EU officials admit unprecedented economic conditions mean timetables to agree spending across the union and on the CAP from 2014-2020 could be missed.

If member states do not agree the multi-annual financial framework – the overall EU budget – next month, plans to finalise spending on the CAP could be pushed back to 2013.

And with MEPs on the agriculture committee refusing to vote on proposed changes to the CAP until spending on agriculture is agreed, the deadline to agree a new-look policy before the end of the current parliament looks strained, officials have warned.

“If there are big cuts to the CAP it will be very difficult to reach an agreement in the proposals we have at the moment.”
Paulo de Castro, chairman of the European Parliament’s agriculture committee

If the plans cannot be agreed before then, the current CAP proposals could be scrapped and negotiations would have to start all over again with a new team of MEPs and officials, possibly leaving rural development payments in jeopardy.

Paulo de Castro, chairman of the European Parliament’s agriculture committee, said current recommendations for CAP reform were on the basis of maintaining the current level of spending.

“If there are big cuts to the CAP it will be very difficult to reach an agreement in the proposals we have at the moment,” he said.

“If we don’t get what we want, we will need more time to work on compromises. We can’t envisage the same policy with different budgets.”

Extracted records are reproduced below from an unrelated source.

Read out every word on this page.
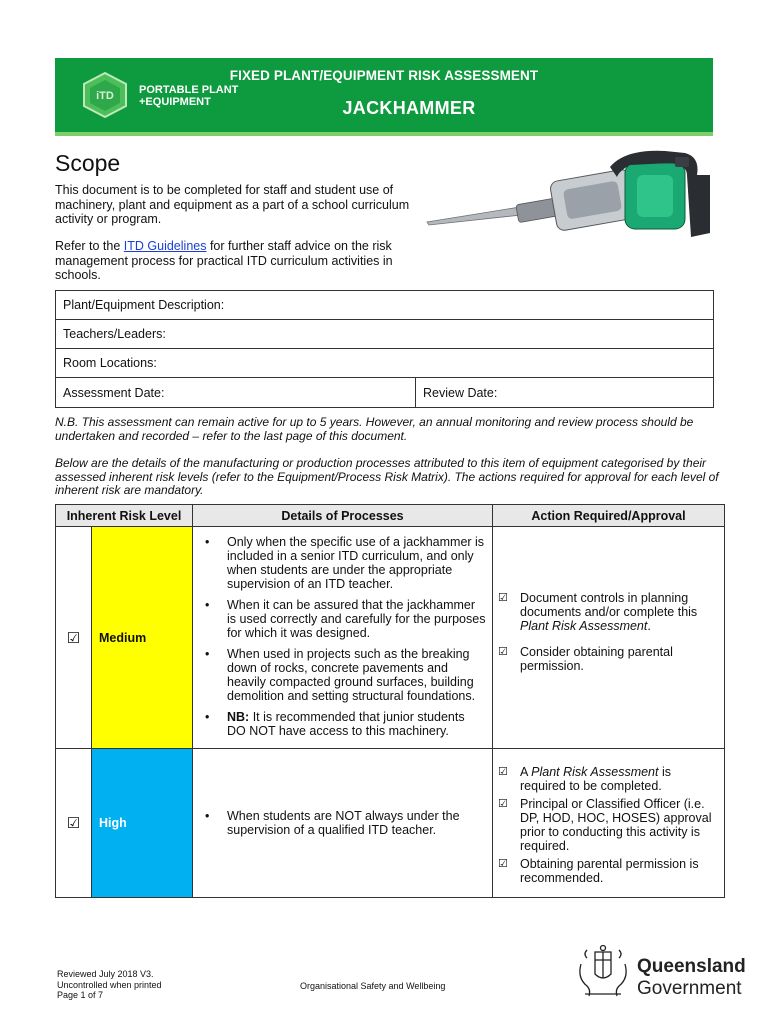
iTD PORTABLE PLANT
+EQUIPMENT
FIXED PLANT/EQUIPMENT RISK ASSESSMENT
JACKHAMMER
Scope
This document is to be completed for staff and student use of machinery, plant and equipment as a part of a school curriculum activity or program.
Refer to the ITD Guidelines for further staff advice on the risk management process for practical ITD curriculum activities in schools.
Plant/Equipment Description:
Teachers/Leaders:
Room Locations:
Assessment Date:	Review Date:
N.B. This assessment can remain active for up to 5 years. However, an annual monitoring and review process should be undertaken and recorded – refer to the last page of this document.
Below are the details of the manufacturing or production processes attributed to this item of equipment categorised by their assessed inherent risk levels (refer to the Equipment/Process Risk Matrix). The actions required for approval for each level of inherent risk are mandatory.
Inherent Risk Level	Details of Processes	Action Required/Approval
☑	Medium
• Only when the specific use of a jackhammer is included in a senior ITD curriculum, and only when students are under the appropriate supervision of an ITD teacher.
• When it can be assured that the jackhammer is used correctly and carefully for the purposes for which it was designed.
• When used in projects such as the breaking down of rocks, concrete pavements and heavily compacted ground surfaces, building demolition and setting structural foundations.
• NB: It is recommended that junior students DO NOT have access to this machinery.
☑ Document controls in planning documents and/or complete this Plant Risk Assessment.
☑ Consider obtaining parental permission.
☑	High
•	When students are NOT always under the supervision of a qualified ITD teacher.
☑ A Plant Risk Assessment is required to be completed.
☑ Principal or Classified Officer (i.e. DP, HOD, HOC, HOSES) approval prior to conducting this activity is required.
☑ Obtaining parental permission is recommended.
Reviewed July 2018 V3.
Uncontrolled when printed
Page 1 of 7
Organisational Safety and Wellbeing
Queensland
Government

Irish Conservative and Unionist MEP James Nicholson warned any alternatives to the current proposals had to be agreed by June or the whole round of negotiations would “go down the plughole”.

Budgets needed to be agreed quickly if reform had any hope of being passed in time, he added.

“If there is no agreement, under Pillar 1 (direct support) it goes down to existing budgets. Where we have a problem is Pillar 2 (rural development), because there’s no legal basis after 2013.

“We are working to achieve reform, but if it is unworkable we have to fall back on plan B, which doesn’t exist at the moment.”

Scottish Liberal Democrat MEP and agriculture committee member George Lyon warned that without a legal platform to start a new round of spending on Pillar 2, there would be no legal basis to pay out more than half of the CAP to farmers. “We are seeking legal clarification, but that issue should really concentrate the minds of the commission and the parliament to come to an agreement in time.”